Menurut anggota Komisi VIII DPR RI Amran, hal tersebut sebenarnya tidak salah, karena didasarkan atas keikhlasan masing-masing individu alias tanpa adanya paksaan dari siapapun. Namun tidak jarang akitivitas atau kegiatan pemintaan sumbangan tersebut malah membuat macet jalan raya, dan mengganggu masyarakat sekitar.
Padahal menurut Amran, Kementerian Agama sudah memiliki anggaran khusus untuk membantu pengembangan atau pembangunan rumah ibadah, termasuk masjid. “Alokasi anggaran pembangunan masjid dari pemerintah untuk satu masjid adalah Rp 50 juta. Dan itupun diutamakan untuk masjid-masjid yang berada di wilayah terpencil dan kondisinya kurang layak. Namun sebagai umat muslim saya juga merasa sedih melihat hal tersebut, sementara umat agama lain kok tidak melakukan hal serupa,” ungkap Amran.

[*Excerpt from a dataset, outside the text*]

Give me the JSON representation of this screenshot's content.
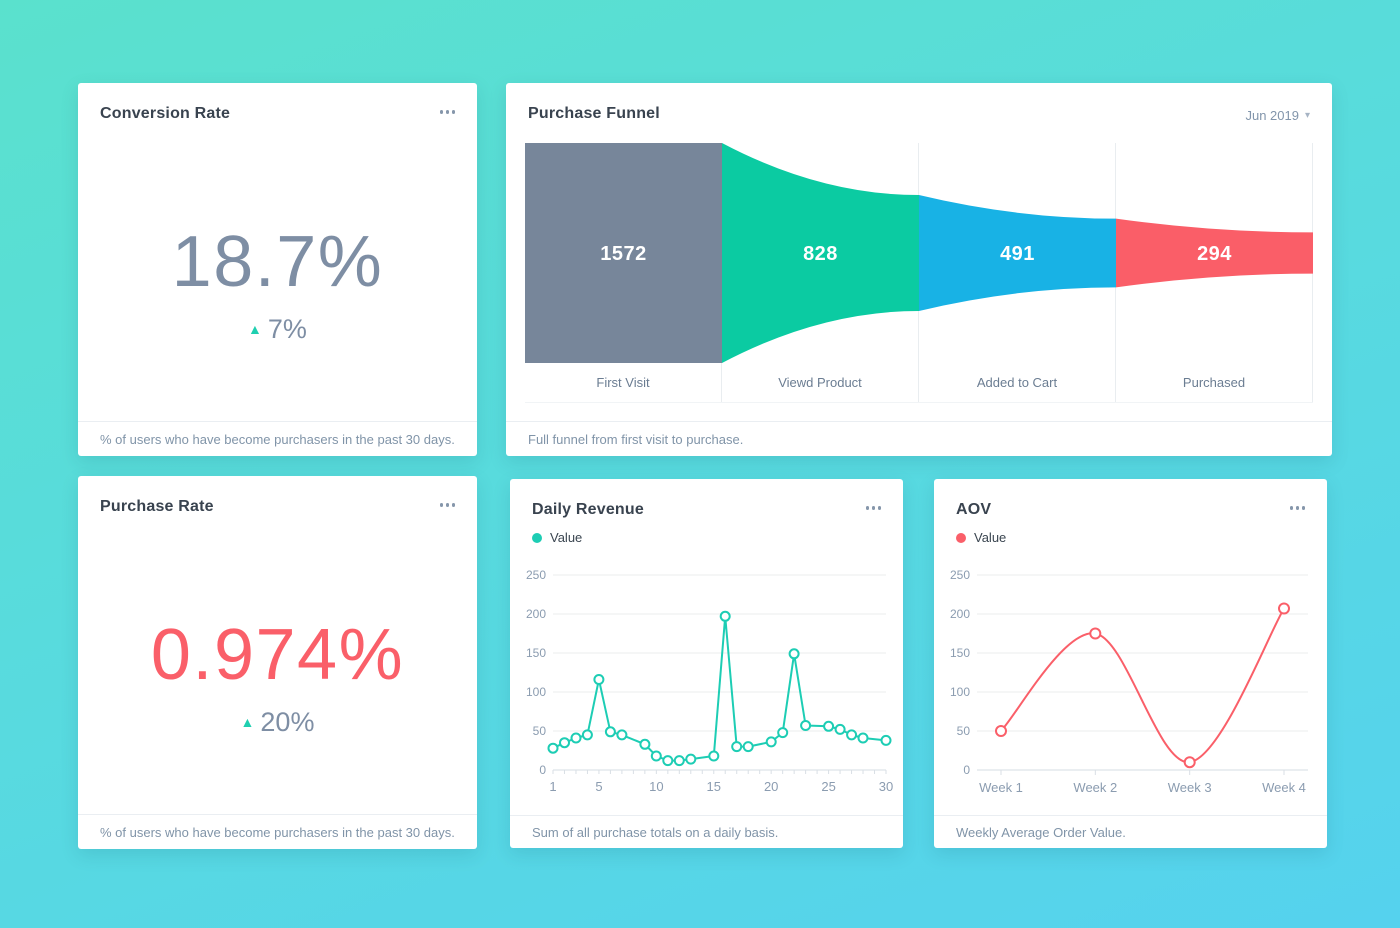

Senada dengan Amran, anggota Komisi VIII dari Fraksi Golkar, HM. Busro mengatakan jika diperlukan, Kementerian Agama harus menambah sumbangan per masjidnya menjadi Rp 100 juta. Namun hal tersebut tentu akan mempengaruhi APBN Kemenag.
Sebagai solusinya, Komisi VIII meminta Kementerian Agama dan Aparat setempat untuk menertibkan kegiatan sumbangan di jalan-jalan. Salah satu caranya menurut Amran adalah dengan mendata masyarakat yang ingin menjadi donatur untuk pembangunan masjid. Dan setiap bulannya petugas atau aparat setempat bersama panitia masjid mendatangi rumah dari para donatur tadi. Sehingga panitia tidak harus berdiri seharian penuh di jalan dan mengganggu arus lalu lintas jalan.